Statham v. State

41 Ga. 507 | Ga. | 1871

*McCAY, J.

1. Very clearly the offense of obstructing legal process is not an offense against the property or person, nor is it punishable only by fine or imprisonment. It must come within this category to be capable of being settled by the prosecutor and the defendant: Revised Code, 4609, 4610. The very essence of this offense is its insult to the majesty of law. The man who executes the process is, it is true, an individual, but the wrong that is done is the injury to public justice. oThis was not, therefore, such a case as could be settled. Nor was the paper handed by the Solicitor General to the Clerk an entry of nolle prosequi. Such a proceeding is to be coram judice. It must go on the minutes of the Court, and must transpire, at least, with the cognizance of the Court. The minutes are the record of the acts of the Court, and no entry can be made thereon, except with his consent. This the Solicitor General did not ask. The nol. pros, was not, therefore, a complete act, when the *512Court appointed a Solicitor General, pro tem. Nor is it, in our judgment, within the power of the Solicitor General to nol. pros, an indictment at his option without the approbation of the Court.
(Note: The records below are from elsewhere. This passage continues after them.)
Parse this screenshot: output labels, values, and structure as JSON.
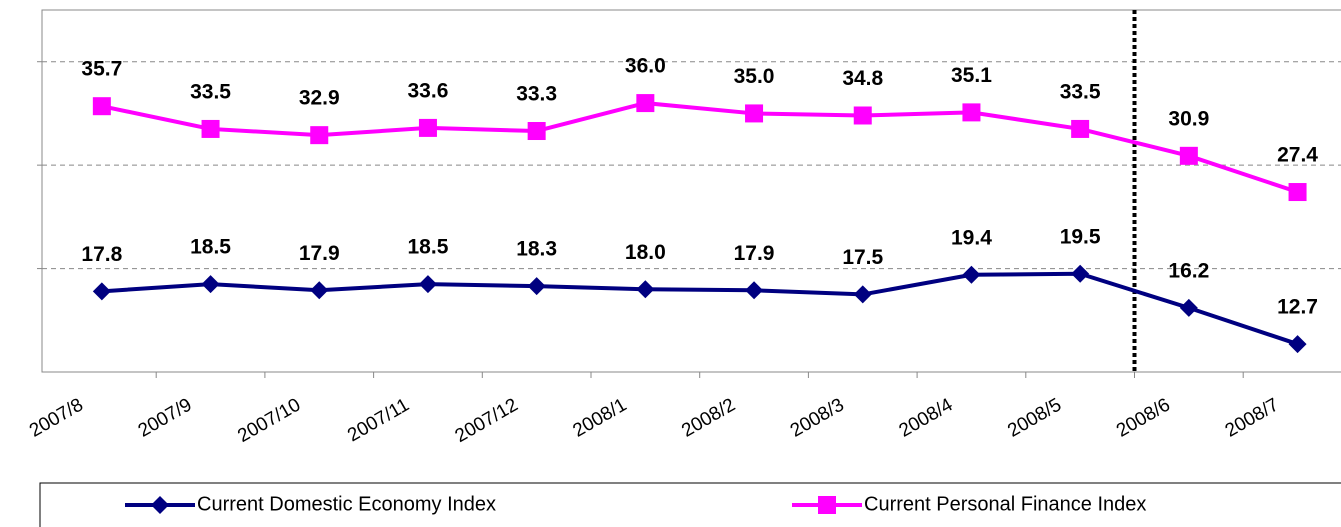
{
  "chart_data": {
    "type": "line",
    "categories": [
      "2007/8",
      "2007/9",
      "2007/10",
      "2007/11",
      "2007/12",
      "2008/1",
      "2008/2",
      "2008/3",
      "2008/4",
      "2008/5",
      "2008/6",
      "2008/7"
    ],
    "series": [
      {
        "name": "Current Domestic Economy Index",
        "color": "#000080",
        "marker": "diamond",
        "values": [
          17.8,
          18.5,
          17.9,
          18.5,
          18.3,
          18.0,
          17.9,
          17.5,
          19.4,
          19.5,
          16.2,
          12.7
        ],
        "value_labels": [
          "17.8",
          "18.5",
          "17.9",
          "18.5",
          "18.3",
          "18.0",
          "17.9",
          "17.5",
          "19.4",
          "19.5",
          "16.2",
          "12.7"
        ]
      },
      {
        "name": "Current Personal Finance Index",
        "color": "#ff00ff",
        "marker": "square",
        "values": [
          35.7,
          33.5,
          32.9,
          33.6,
          33.3,
          36.0,
          35.0,
          34.8,
          35.1,
          33.5,
          30.9,
          27.4
        ],
        "value_labels": [
          "35.7",
          "33.5",
          "32.9",
          "33.6",
          "33.3",
          "36.0",
          "35.0",
          "34.8",
          "35.1",
          "33.5",
          "30.9",
          "27.4"
        ]
      }
    ],
    "ylim": [
      10,
      45
    ],
    "yticks": [
      20,
      30,
      40
    ],
    "grid": true,
    "legend": "bottom"
  }
}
By the Act of 1870 it is expressly provided to the contrary. But even before that Act, although we are aware it has often been done, we know of no authority for it. The State is the party, and the Solicitor General only the agent to carry on the proceeding. He has not, and ought not to have unlimited power of prosecution, and great evils may result and have resulted from placing such a power in the hands of one man, whose acts are not done openly and with reasons publicly declared.

Both indictments and presentments are the solemn acts of the Grand Jury, on evidence sworn before them, and it ought not to be in the power of the Solicitor General, without consultation with the Court, to nol. pros, them without a trial. Such has never been the practice, as we learn from some of our oldest practioners, in most of the circuits. It is due to the public, and to the Grand Jury, that such action shall be *with the consent of the Court. The Code, section 415, permits him to do this on terms prescribed by law. It Is not, therefore, an authority dependent upon his own will. If the case be not one permitted by law to be settled, he ought not to a nol. oros, it at all, unless there be good reasons for it. And he should state them in open Court to the Judge, and act under his advice and direction, that he and the country and the accused may know why the charge has been abandoned.
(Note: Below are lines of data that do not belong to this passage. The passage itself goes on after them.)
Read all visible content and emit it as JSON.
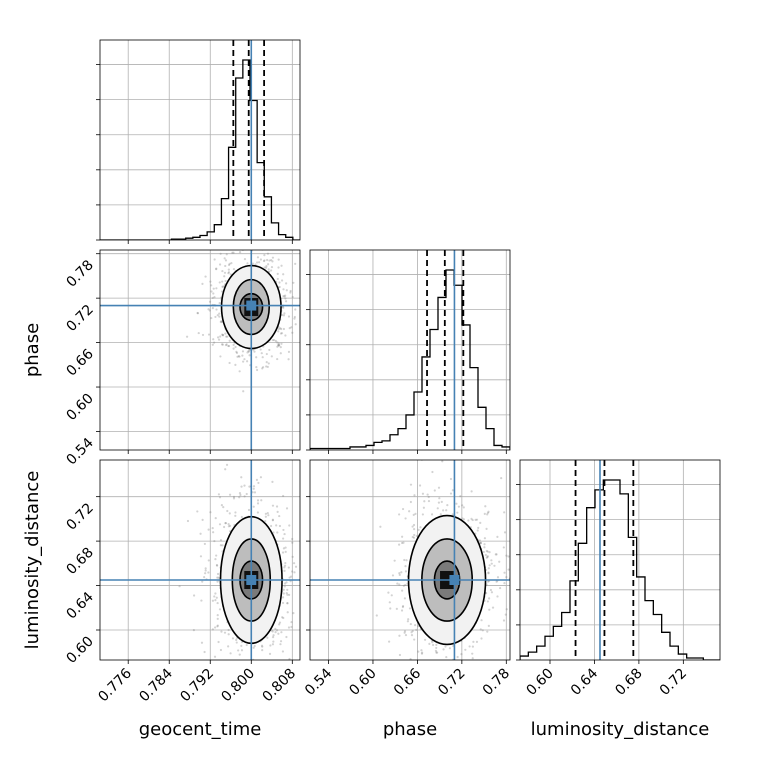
{
  "colors": {
    "truth": "#4682b4",
    "line": "#000000",
    "grid": "#b0b0b0",
    "scatter": "#808080"
  },
  "chart_data": {
    "type": "corner",
    "parameters": [
      "geocent_time",
      "phase",
      "luminosity_distance"
    ],
    "truths": {
      "geocent_time": 0.8,
      "phase": 0.71,
      "luminosity_distance": 0.645
    },
    "quantiles": {
      "geocent_time": [
        0.7965,
        0.7995,
        0.8025
      ],
      "phase": [
        0.673,
        0.697,
        0.722
      ],
      "luminosity_distance": [
        0.623,
        0.649,
        0.675
      ]
    },
    "ranges": {
      "geocent_time": [
        0.7705,
        0.8095
      ],
      "phase": [
        0.515,
        0.785
      ],
      "luminosity_distance": [
        0.573,
        0.753
      ]
    },
    "ticks": {
      "geocent_time": [
        "0.776",
        "0.784",
        "0.792",
        "0.800",
        "0.808"
      ],
      "phase": [
        "0.54",
        "0.60",
        "0.66",
        "0.72",
        "0.78"
      ],
      "luminosity_distance": [
        "0.60",
        "0.64",
        "0.68",
        "0.72"
      ]
    },
    "grid": true,
    "histograms": {
      "geocent_time": {
        "range": [
          0.7705,
          0.8095
        ],
        "counts": [
          0,
          0,
          0,
          0,
          0,
          0,
          0,
          0,
          0,
          0,
          1,
          1,
          2,
          3,
          5,
          9,
          17,
          46,
          103,
          180,
          200,
          155,
          86,
          48,
          19,
          6,
          3,
          0
        ]
      },
      "phase": {
        "range": [
          0.515,
          0.785
        ],
        "counts": [
          1,
          1,
          1,
          1,
          1,
          2,
          2,
          3,
          5,
          6,
          10,
          14,
          23,
          38,
          61,
          79,
          100,
          118,
          108,
          82,
          54,
          28,
          14,
          3,
          2
        ]
      },
      "luminosity_distance": {
        "range": [
          0.573,
          0.753
        ],
        "counts": [
          2,
          4,
          7,
          12,
          17,
          24,
          40,
          59,
          77,
          86,
          91,
          91,
          84,
          62,
          42,
          30,
          23,
          14,
          7,
          3,
          1,
          1,
          0,
          0
        ]
      }
    },
    "contours_2d": [
      {
        "x": "geocent_time",
        "y": "phase",
        "center": [
          0.8,
          0.708
        ],
        "levels_radii": [
          [
            0.0022,
            0.018
          ],
          [
            0.0035,
            0.037
          ],
          [
            0.0058,
            0.056
          ]
        ]
      },
      {
        "x": "geocent_time",
        "y": "luminosity_distance",
        "center": [
          0.8,
          0.645
        ],
        "levels_radii": [
          [
            0.0022,
            0.017
          ],
          [
            0.0037,
            0.037
          ],
          [
            0.006,
            0.057
          ]
        ]
      },
      {
        "x": "phase",
        "y": "luminosity_distance",
        "center": [
          0.7,
          0.645
        ],
        "levels_radii": [
          [
            0.017,
            0.017
          ],
          [
            0.034,
            0.037
          ],
          [
            0.052,
            0.058
          ]
        ]
      }
    ]
  }
}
2. Section 419 of the Code authorizes the Judge, if the Solicitor General is absent, indisposed or disqualified from interest or relationship to engage in a prosecution, to appoint “a competent attorney of the circuit” in his place. Necessarily such an appointment, based as it is upon facts of which it is the Judge’s duty to inform himself, must be the result of his sound judgment upon the facts. The law casts the duty upon him, and this Court will not interfere with that duty, unless his discretion be abused. Indeed, we are not sure that his act in appointing a Solicitor General is the subject matter of review In this Court, on an exception by a suitor. When the appointment is made he is an officer de facto for any official purpose, and his acts are legal, even if there be some error in the appointment. The same thing may be said of the other branch of this exception. At most the non-residence of Mr. Goode in the circuit, is a disqualification, and by section 120 of the Code, it is assumed, as a general rule, that the acts of such an officer are good. But we think as Mr. Goode was a practicing lawyer of the circuit, the spirit of the law was complied with.
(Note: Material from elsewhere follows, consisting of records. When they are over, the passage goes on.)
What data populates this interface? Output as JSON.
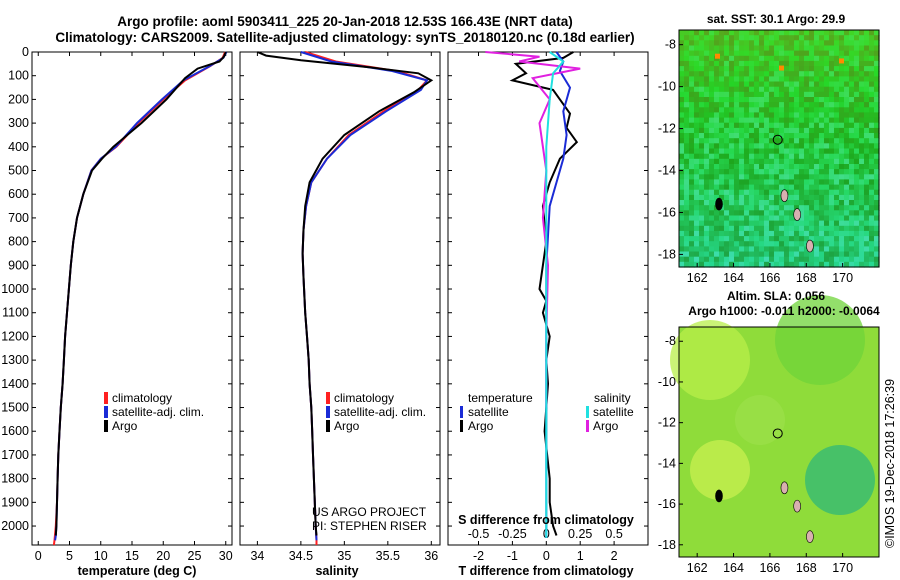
{
  "header": {
    "line1": "Argo profile: aoml 5903411_225 20-Jan-2018 12.53S 166.43E (NRT data)",
    "line2": "Climatology: CARS2009. Satellite-adjusted climatology: synTS_20180120.nc (0.18d earlier)"
  },
  "colors": {
    "climatology": "#ff2020",
    "satellite": "#1a2bd6",
    "argo": "#000000",
    "argo_salinity_diff": "#e020e0",
    "satellite_salinity_diff": "#20e0e0"
  },
  "chart_data": [
    {
      "type": "line",
      "id": "temperature",
      "xlabel": "temperature (deg C)",
      "ylabel": "",
      "xlim": [
        -1,
        31
      ],
      "ylim": [
        2080,
        0
      ],
      "xticks": [
        0,
        5,
        10,
        15,
        20,
        25,
        30
      ],
      "yticks": [
        0,
        100,
        200,
        300,
        400,
        500,
        600,
        700,
        800,
        900,
        1000,
        1100,
        1200,
        1300,
        1400,
        1500,
        1600,
        1700,
        1800,
        1900,
        2000
      ],
      "legend": [
        "climatology",
        "satellite-adj. clim.",
        "Argo"
      ],
      "series": [
        {
          "name": "climatology",
          "color": "#ff2020",
          "x": [
            29.9,
            29.5,
            27.5,
            23.5,
            20,
            16,
            12.5,
            10,
            8.5,
            7.2,
            6.2,
            5.6,
            5.2,
            4.9,
            4.6,
            4.3,
            4.1,
            3.9,
            3.6,
            3.4,
            3.2,
            3.1,
            3.0,
            2.8,
            2.6,
            2.5
          ],
          "y": [
            0,
            25,
            60,
            120,
            200,
            300,
            400,
            450,
            500,
            600,
            700,
            800,
            900,
            1000,
            1100,
            1200,
            1300,
            1400,
            1500,
            1600,
            1700,
            1800,
            1900,
            2000,
            2060,
            2080
          ]
        },
        {
          "name": "satellite-adj. clim.",
          "color": "#1a2bd6",
          "x": [
            30.1,
            29.6,
            27.4,
            23.2,
            19.8,
            15.8,
            12.4,
            10,
            8.5,
            7.2,
            6.2,
            5.6,
            5.2,
            4.9,
            4.6,
            4.3,
            4.1,
            3.9,
            3.6,
            3.4,
            3.2,
            3.1,
            3.0,
            2.9,
            2.8,
            2.7
          ],
          "y": [
            0,
            25,
            60,
            120,
            200,
            300,
            400,
            450,
            500,
            600,
            700,
            800,
            900,
            1000,
            1100,
            1200,
            1300,
            1400,
            1500,
            1600,
            1700,
            1800,
            1900,
            2000,
            2040,
            2060
          ]
        },
        {
          "name": "Argo",
          "color": "#000000",
          "x": [
            30.0,
            29.7,
            29.0,
            25.5,
            23.5,
            20.5,
            16.5,
            12.0,
            10.2,
            8.6,
            7.2,
            6.2,
            5.6,
            5.2,
            4.9,
            4.6,
            4.3,
            4.1,
            3.9,
            3.6,
            3.4,
            3.2,
            3.1,
            3.0,
            2.9,
            2.8
          ],
          "y": [
            0,
            20,
            40,
            70,
            110,
            200,
            300,
            400,
            450,
            500,
            600,
            700,
            800,
            900,
            1000,
            1100,
            1200,
            1300,
            1400,
            1500,
            1600,
            1700,
            1800,
            1900,
            2000,
            2040
          ]
        }
      ]
    },
    {
      "type": "line",
      "id": "salinity",
      "xlabel": "salinity",
      "ylabel": "",
      "xlim": [
        33.8,
        36.1
      ],
      "ylim": [
        2080,
        0
      ],
      "xticks": [
        34,
        34.5,
        35,
        35.5,
        36
      ],
      "legend": [
        "climatology",
        "satellite-adj. clim.",
        "Argo"
      ],
      "annotation": [
        "US ARGO PROJECT",
        "PI: STEPHEN RISER"
      ],
      "series": [
        {
          "name": "climatology",
          "color": "#ff2020",
          "x": [
            34.55,
            34.9,
            35.6,
            35.95,
            35.85,
            35.45,
            35.05,
            34.8,
            34.62,
            34.56,
            34.53,
            34.52,
            34.53,
            34.55,
            34.57,
            34.59,
            34.6,
            34.62,
            34.63,
            34.64,
            34.65,
            34.66,
            34.67,
            34.68,
            34.68
          ],
          "y": [
            0,
            40,
            80,
            120,
            160,
            250,
            350,
            450,
            550,
            650,
            750,
            850,
            950,
            1100,
            1200,
            1300,
            1400,
            1500,
            1600,
            1700,
            1800,
            1900,
            2000,
            2060,
            2080
          ]
        },
        {
          "name": "satellite-adj. clim.",
          "color": "#1a2bd6",
          "x": [
            34.5,
            34.85,
            35.55,
            35.95,
            35.88,
            35.48,
            35.07,
            34.8,
            34.62,
            34.56,
            34.53,
            34.52,
            34.53,
            34.55,
            34.57,
            34.59,
            34.6,
            34.62,
            34.63,
            34.64,
            34.65,
            34.66,
            34.67,
            34.68
          ],
          "y": [
            0,
            40,
            80,
            120,
            160,
            250,
            350,
            450,
            550,
            650,
            750,
            850,
            950,
            1100,
            1200,
            1300,
            1400,
            1500,
            1600,
            1700,
            1800,
            1900,
            2000,
            2060
          ]
        },
        {
          "name": "Argo",
          "color": "#000000",
          "x": [
            34.0,
            34.1,
            34.5,
            35.3,
            35.85,
            36.0,
            35.8,
            35.4,
            35.0,
            34.75,
            34.6,
            34.55,
            34.53,
            34.52,
            34.53,
            34.55,
            34.57,
            34.59,
            34.6,
            34.62,
            34.63,
            34.64,
            34.65,
            34.66,
            34.67,
            34.68
          ],
          "y": [
            0,
            15,
            35,
            65,
            90,
            120,
            170,
            250,
            350,
            450,
            550,
            650,
            750,
            850,
            950,
            1100,
            1200,
            1300,
            1400,
            1500,
            1600,
            1700,
            1800,
            1900,
            2000,
            2040
          ]
        }
      ]
    },
    {
      "type": "line",
      "id": "difference",
      "xlabel": "T difference from climatology",
      "xlabel2": "S difference from climatology",
      "ylabel": "",
      "xlim": [
        -2.9,
        3.0
      ],
      "ylim": [
        2080,
        0
      ],
      "xticks": [
        -2,
        -1,
        0,
        1,
        2
      ],
      "xticks_salinity": [
        "-0.5",
        "-0.25",
        "0",
        "0.25",
        "0.5"
      ],
      "legend_temperature": {
        "title": "temperature",
        "items": [
          "satellite",
          "Argo"
        ]
      },
      "legend_salinity": {
        "title": "salinity",
        "items": [
          "satellite",
          "Argo"
        ]
      },
      "series": [
        {
          "name": "Argo temperature diff",
          "color": "#000000",
          "x": [
            0.8,
            0.5,
            -0.9,
            -0.6,
            -1.0,
            0.2,
            0.4,
            0.7,
            0.6,
            0.9,
            0.4,
            0.1,
            -0.1,
            0,
            -0.1,
            -0.2,
            0,
            -0.1,
            0.1,
            0,
            0.05,
            0,
            -0.05,
            0.1,
            0.1,
            0.2,
            0.3
          ],
          "y": [
            0,
            25,
            50,
            90,
            120,
            160,
            200,
            260,
            320,
            380,
            450,
            550,
            650,
            800,
            900,
            1000,
            1050,
            1100,
            1200,
            1300,
            1400,
            1500,
            1600,
            1800,
            1900,
            2000,
            2040
          ]
        },
        {
          "name": "satellite temperature diff",
          "color": "#1a2bd6",
          "x": [
            0.3,
            0.5,
            0.4,
            0.7,
            0.5,
            0.6,
            0.5,
            0.3,
            0.1,
            0,
            0,
            0,
            0
          ],
          "y": [
            0,
            40,
            80,
            150,
            250,
            350,
            450,
            550,
            650,
            900,
            1300,
            1700,
            2050
          ]
        },
        {
          "name": "Argo salinity diff",
          "color": "#e020e0",
          "x": [
            -1.8,
            -0.2,
            -0.8,
            1.0,
            -0.4,
            0.1,
            -0.2,
            -0.1,
            0,
            -0.1,
            0.05,
            0,
            0
          ],
          "y": [
            0,
            20,
            40,
            70,
            110,
            200,
            300,
            400,
            500,
            700,
            900,
            1200,
            1500
          ]
        },
        {
          "name": "satellite salinity diff",
          "color": "#20e0e0",
          "x": [
            0.1,
            0.5,
            0.2,
            0.1,
            0,
            0,
            0,
            0,
            0,
            0
          ],
          "y": [
            0,
            40,
            90,
            200,
            400,
            700,
            1000,
            1400,
            1800,
            2050
          ]
        }
      ]
    },
    {
      "type": "heatmap",
      "id": "sst-map",
      "title": "sat. SST: 30.1 Argo: 29.9",
      "xticks": [
        162,
        164,
        166,
        168,
        170
      ],
      "yticks": [
        -8,
        -10,
        -12,
        -14,
        -16,
        -18
      ],
      "xlim": [
        161,
        172
      ],
      "ylim": [
        -18.6,
        -7.3
      ],
      "marker": {
        "lon": 166.43,
        "lat": -12.53
      }
    },
    {
      "type": "heatmap",
      "id": "sla-map",
      "title": "Altim. SLA: 0.056",
      "subtitle": "Argo h1000: -0.011 h2000: -0.0064",
      "xticks": [
        162,
        164,
        166,
        168,
        170
      ],
      "yticks": [
        -8,
        -10,
        -12,
        -14,
        -16,
        -18
      ],
      "xlim": [
        161,
        172
      ],
      "ylim": [
        -18.6,
        -7.3
      ],
      "marker": {
        "lon": 166.43,
        "lat": -12.53
      }
    }
  ],
  "credit": "©IMOS 19-Dec-2018 17:26:39"
}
3. We think the charge of the Court, that the prisoner was guilty if he resisted by argument, was too strong. It can *513hardly be said, fairly, to be resisting or opposing an officer to argue with him, unless that argument becomes violent so as to amount to something calculated to force the officer to desist.

But we will not, for this error, disturb the verdict. The evidence of violence was conclusive, and the charge of the Judge upon this point was immaterial. It could not have *misled the. jury, as the evidence was very strong of absolute force. This offense is one which the Courts, ought to be sure to punish when it is, in fact, committed. The individual who is in possession of the office may excuse it, but the violated majesty of the law, which has no friends, which does not forgive, and which looks to general principles and to public policy, demands that offenses of this character shall meet their proper reward.